New Tool Helps Balance Bleeding and Thrombotic Risks After PCI

A new tool is in the works to help clinicians balance the risk of bleeds against potential thrombotic events when planning the post-PCI management of patients at high risk for bleeding.

Derived specifically from this high-risk group, two new models—focused on ischemic and bleeding risks, respectively—are being integrated into a soon-to-be-launched application that will allow physicians to input patient information and receive both the patient’s bleeding and thrombotic risk at 1 year, lead investigator Philip Urban, MD (Hôpital de la Tour, Geneva, Switzerland), told TCTMD. “Once [they] see the numbers, it will help clinicians educate [themselves] and also make some decisions in terms of intensity and duration of antiplatelet agents.”

While a number of other risk tools have evolved over the years most of these, the authors note, have been derived from patients at low-to-moderate risk of bleeding.

Urban and colleagues published an analysis supporting their models last week in JAMA Cardiology.

Patients at Higher Post-PCI Risk for Bleeding

For the study, Urban and colleagues included 6,641 PCI patients from six studies conducted at more than 200 centers in Europe, the United States, and Asia between July 2009 and September 2017. All patients were deemed to be high bleeding risk (HBR) per the Academic Research Consortium (ARC) criteria.

At 1 year, 5.3% reported nonperiprocedural MI and/or stent thrombosis and 5.7% reported BARC 3-5 bleeding. The risk of death at 1 year was increased after bleeding (HR 3.7; 95% CI 2.9-4.8) and MI and/or stent thrombosis (HR 6.1; 95% CI 4.8-7.7) compared with patients with no events.

Modelling then allowed the researchers to identify four unique predictors for each event, along with an additional four associated with both endpoints.

Event Predictors

Predicted rates of the two key endpoints were then compared with the predicted rates using the model and “showed a good model fit,” investigators said. For both the bleeding and the ischemic endpoints, patients in the top quintile by score had more than five times the risk of those in the bottom quintile, and the same relative difference was seen among for observed events in both groups.

Both models showed moderate discrimination, with C-statistics of 0.68 and 0.69 for predicting BARC types 3-5 bleeding and MI and/or stent thrombosis, respectively.

Urban et al then validated their models using 1,498 HBR patients from the Onyx ONE trial. Here, they say, their models discriminated “with a similar strength” but tended, on the one hand, to overestimate the risk of BARC 5- 5 bleeding and, on the other, to underestimate the risk of MI and/or stent thrombosis.
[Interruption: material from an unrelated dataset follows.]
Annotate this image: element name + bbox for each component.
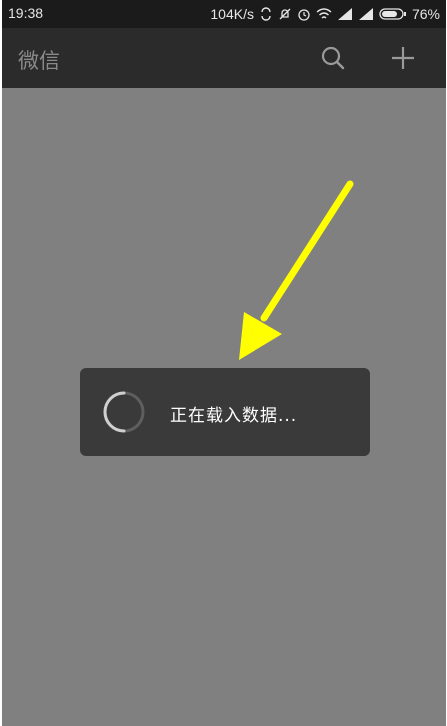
phone-screen: 19:38 104K/s 76% 微信 正在载入数据...: [2, 0, 446, 726]
arrow-annotation: [239, 180, 354, 360]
Still, when the top and bottom quintiles were compared in the Onyx ONE high-risk cohort, for both outcomes those in the highest quintile had a more than a five times greater risk than patients in the lowest quintile for BARC 3-5 bleeds and for MI and/or stent thrombosis.

‘Not a Stand-alone Model’

As the authors note in the paper, there are other risk tools that have been used to predict bleeding and ischemic risk, including PARIS and PRECISE DAPT. Neither addressed the specific HBR patients studied here, however, and neither performed as well as the model proposed by Urban and colleagues, at least in the validation cohort used.

To TCTMD, Urban acknowledged that in any given patient, there may be too many clinical factors for a doctor to be able to readily calculate a patient’s risks, Urban said. “It's slightly complex, so without an application that does the math for you, you can't really get a feeling as a clinician. But with an application, which we're working on, I think it could be quite useful to try and quantify things a bit.” He expects the app to be available within the next few weeks.

Notably, he added, this tool offers insights on prognosis, though not necessarily what can be done in terms of dual antiplatelet therapy (DAPT) to mitigate risks. “We can't make any definite recommendations for DAPT adjustment based on this because of the patients who are included. Some of them had a DAPT duration that was driven by the protocol of the study [and] some of them had guideline-based DAPT duration, so it's a slight leap of faith to say that we can then improve the outcome by adjusting DAPT based on the numbers we're providing,” Urban explained.

That information may come in time. For now, clinicians still need to make the call as to how to incorporate the model’s findings in a given patient. “Also, there are some quite rare but very important parameters that, because of statistics, don't get into the model,” Urban said. “For instance, if you have severe thrombocytopenia, everyone would agree that that increases your bleeding risk but it is not part of the model because it's rare. . . . It's not a stand-alone model, unfortunately. I honestly don't think it can ever become one and it probably shouldn't.”